Laporan yang disebutkan teregister dengan nomor STTLP/D/1762/3/2025/SPKT/POLDA METRO JAYA. Laporan yang dimaksud dibuat lantaran terlapor diduga melakukan penggelapan kemudian penggelapan dana.
Iymel mulanya mempekerjakan terlapor di perusahaan fashion muslim miliknya di dalam tahun 2019. Dia berwenang pada pembayaran barang dagang untuk konveksi juga vendor. Empat tahun berjalan, Iymel merasa ada kejanggalan dengan kinerja terlapor lantaran berbagai permasalahan terkait utang yang mana menurutnya tak masuk akal.

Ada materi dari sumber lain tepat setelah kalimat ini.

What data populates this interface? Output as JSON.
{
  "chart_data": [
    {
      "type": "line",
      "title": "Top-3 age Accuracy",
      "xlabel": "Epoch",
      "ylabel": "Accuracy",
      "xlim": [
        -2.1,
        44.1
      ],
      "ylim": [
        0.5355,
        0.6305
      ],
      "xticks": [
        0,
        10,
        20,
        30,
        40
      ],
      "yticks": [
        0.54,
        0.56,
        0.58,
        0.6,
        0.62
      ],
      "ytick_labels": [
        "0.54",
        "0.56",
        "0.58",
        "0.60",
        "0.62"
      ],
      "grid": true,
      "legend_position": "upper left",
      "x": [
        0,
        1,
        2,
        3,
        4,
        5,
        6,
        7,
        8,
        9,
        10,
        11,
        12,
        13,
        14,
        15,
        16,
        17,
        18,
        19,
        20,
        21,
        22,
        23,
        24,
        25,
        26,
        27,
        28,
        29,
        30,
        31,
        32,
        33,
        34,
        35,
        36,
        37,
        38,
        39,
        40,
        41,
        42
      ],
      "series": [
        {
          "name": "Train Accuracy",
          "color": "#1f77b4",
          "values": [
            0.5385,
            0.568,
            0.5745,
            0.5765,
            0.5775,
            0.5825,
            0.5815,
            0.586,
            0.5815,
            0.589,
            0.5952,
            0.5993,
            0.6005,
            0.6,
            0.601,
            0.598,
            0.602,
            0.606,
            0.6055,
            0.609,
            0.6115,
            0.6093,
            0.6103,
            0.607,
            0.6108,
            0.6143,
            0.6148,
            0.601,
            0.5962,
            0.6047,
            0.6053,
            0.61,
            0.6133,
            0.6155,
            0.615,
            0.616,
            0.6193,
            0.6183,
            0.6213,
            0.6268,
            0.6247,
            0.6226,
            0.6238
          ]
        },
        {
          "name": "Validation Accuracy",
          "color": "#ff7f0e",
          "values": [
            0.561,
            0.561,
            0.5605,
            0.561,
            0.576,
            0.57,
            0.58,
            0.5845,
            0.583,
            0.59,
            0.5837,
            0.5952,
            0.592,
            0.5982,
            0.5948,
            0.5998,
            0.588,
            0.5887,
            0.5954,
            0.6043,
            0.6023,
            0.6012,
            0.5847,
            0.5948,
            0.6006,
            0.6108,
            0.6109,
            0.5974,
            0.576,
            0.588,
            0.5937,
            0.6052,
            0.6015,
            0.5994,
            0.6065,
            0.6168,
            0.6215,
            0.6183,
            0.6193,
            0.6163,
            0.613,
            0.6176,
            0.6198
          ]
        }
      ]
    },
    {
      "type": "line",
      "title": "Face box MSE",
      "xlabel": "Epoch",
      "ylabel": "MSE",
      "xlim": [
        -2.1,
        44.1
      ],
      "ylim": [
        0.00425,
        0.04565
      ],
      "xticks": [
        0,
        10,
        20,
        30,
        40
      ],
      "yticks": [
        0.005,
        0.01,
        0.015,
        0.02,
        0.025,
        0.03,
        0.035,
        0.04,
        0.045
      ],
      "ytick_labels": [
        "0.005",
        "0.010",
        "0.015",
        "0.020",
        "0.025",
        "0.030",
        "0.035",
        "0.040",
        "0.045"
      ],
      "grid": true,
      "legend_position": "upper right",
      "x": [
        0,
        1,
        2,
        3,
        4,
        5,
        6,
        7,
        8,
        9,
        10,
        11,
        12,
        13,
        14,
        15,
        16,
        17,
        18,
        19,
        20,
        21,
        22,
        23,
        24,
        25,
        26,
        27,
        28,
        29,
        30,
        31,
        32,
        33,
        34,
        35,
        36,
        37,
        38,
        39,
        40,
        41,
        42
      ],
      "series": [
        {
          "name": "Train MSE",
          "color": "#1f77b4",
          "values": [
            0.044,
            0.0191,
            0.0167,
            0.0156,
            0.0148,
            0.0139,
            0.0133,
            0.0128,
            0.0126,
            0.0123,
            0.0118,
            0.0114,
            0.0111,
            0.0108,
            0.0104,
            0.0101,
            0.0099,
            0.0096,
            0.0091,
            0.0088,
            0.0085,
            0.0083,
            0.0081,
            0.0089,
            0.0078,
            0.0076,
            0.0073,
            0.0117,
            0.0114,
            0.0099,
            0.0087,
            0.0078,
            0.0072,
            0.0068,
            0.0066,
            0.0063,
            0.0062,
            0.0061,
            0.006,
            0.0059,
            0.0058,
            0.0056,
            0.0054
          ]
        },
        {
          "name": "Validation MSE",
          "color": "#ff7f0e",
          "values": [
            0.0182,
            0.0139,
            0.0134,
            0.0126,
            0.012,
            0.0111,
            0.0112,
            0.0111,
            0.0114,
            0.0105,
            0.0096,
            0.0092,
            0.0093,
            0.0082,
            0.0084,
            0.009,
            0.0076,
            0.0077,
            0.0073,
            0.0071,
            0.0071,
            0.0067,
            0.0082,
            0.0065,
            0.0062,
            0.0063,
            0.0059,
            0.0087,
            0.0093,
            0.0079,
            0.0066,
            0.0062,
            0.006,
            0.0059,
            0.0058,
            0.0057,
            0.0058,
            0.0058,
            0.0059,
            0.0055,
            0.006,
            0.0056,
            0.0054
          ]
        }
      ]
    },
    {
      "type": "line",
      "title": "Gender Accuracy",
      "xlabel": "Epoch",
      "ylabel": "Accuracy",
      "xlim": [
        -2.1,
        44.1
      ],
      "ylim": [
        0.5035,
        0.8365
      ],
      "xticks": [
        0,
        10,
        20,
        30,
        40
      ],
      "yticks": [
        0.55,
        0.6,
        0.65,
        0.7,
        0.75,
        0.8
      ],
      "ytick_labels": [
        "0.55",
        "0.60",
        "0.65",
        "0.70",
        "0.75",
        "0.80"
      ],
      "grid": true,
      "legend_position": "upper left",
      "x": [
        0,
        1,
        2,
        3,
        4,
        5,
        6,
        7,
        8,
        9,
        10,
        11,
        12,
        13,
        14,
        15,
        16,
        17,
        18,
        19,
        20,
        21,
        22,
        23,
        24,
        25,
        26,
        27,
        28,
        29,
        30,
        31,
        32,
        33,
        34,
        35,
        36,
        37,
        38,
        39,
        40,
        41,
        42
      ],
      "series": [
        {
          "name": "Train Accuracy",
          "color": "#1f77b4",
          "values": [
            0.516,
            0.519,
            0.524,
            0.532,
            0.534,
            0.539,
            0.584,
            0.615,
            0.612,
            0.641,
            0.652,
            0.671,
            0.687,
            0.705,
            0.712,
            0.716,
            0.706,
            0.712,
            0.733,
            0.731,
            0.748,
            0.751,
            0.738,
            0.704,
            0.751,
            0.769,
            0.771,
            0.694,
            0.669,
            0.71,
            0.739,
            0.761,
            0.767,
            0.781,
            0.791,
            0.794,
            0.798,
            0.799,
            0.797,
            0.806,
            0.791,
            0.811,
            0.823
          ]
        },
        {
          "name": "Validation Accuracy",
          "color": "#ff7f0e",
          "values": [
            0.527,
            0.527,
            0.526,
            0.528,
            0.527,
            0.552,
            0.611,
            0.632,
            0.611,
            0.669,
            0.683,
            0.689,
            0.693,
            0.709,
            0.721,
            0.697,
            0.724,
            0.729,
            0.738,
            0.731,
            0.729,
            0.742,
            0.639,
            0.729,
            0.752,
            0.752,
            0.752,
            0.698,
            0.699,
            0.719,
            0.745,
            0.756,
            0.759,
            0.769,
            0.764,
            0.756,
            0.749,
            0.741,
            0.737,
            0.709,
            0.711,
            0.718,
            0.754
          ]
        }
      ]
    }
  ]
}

“Selang empat tahun berjalan sampai September 2024 itu, saya merasa janggal dikarenakan semakin ke di sini semakin sejumlah persoalan utang piutang yang digunakan nominalnya semakin membesar serta semakin tak masuk akal, sedangkan barang dagang itu sudah ada tak ada,” ujar Rizki Amelia pada Polda Metro Jaya, Rabu (12/3/2025).
Sekira Februari 2025 ketika dilaksanakan audit, Iymel baru mengetahui bahwa terlapor telah lama menggelapkan uang perusahaan sebesar Rp2.007.655.360 (2,1 miliar) dengan cara menyebabkan kegiatan fiktif untuk pembayaran vendor dengan menyelipkan nama seseorang sebagai salah satu tujuan transfer.
Total dana yang disebutkan merupakan akumulasi sejak Juli 2021. Diduga uang perusahaan yang disebutkan dipergunakan atau disamarkan selama usulnya.
“Makanya saya melakukan audit serta hasilnya bulan Februari 2025 sudah ada mengundurkan diri dari lalu benar adanya telah lama terjadi penggelapan lalu adanya proses fiktif yang digunakan dijalankan oleh yang tersebut bersangkutan,” lanjutnya.
Iymel mengungkap bahwa terlapor dan juga sang suami sudah pernah mengakui kesalahannya juga sempat bersikap kooperatif dengan mencicil total kerugian yang dimaksud sebesar Rp135 juta.
“Beliau juga suami alhamdulillah kooperatif serta sempat menyebabkan pernyataan juga mengakui kalau benar adanya yang tersebut bersangkutan yang digunakan melakukan manipulasi dana. Sebelumnnya ada itikad baik dengan mencicil total kerugian sekitar 135 juta, tapi kan pasca itu baru diadakan audit,” jelasnya.
Tapi, pasca dijalankan audit juga diketahui total kerugian yang tersebut dialami, terlapor lalu suaminya tak lagi kooperatif. Somasi yang dimaksud dilayangkan oleh Rizki Amelia pun diabaikan. Sehingga, Iymel memutuskan untuk menempuh jalur hukum.
“Makin ke di sini untuk suaminya khususnya bukan memberikan tabungan koran, jadi kami rasa telah tidaklah ada kooperatif dari yang bersangkutan. Makanya ketika somasi mengundurkan diri dari bukan diindahkan somasi kita sampai 2 kali sampai kita lapor,” ucap dia.
Rizki Amelia berharap proses hukum dapat berjalan sebagaimana mestinya sehingga dirinya mendapat keadilan.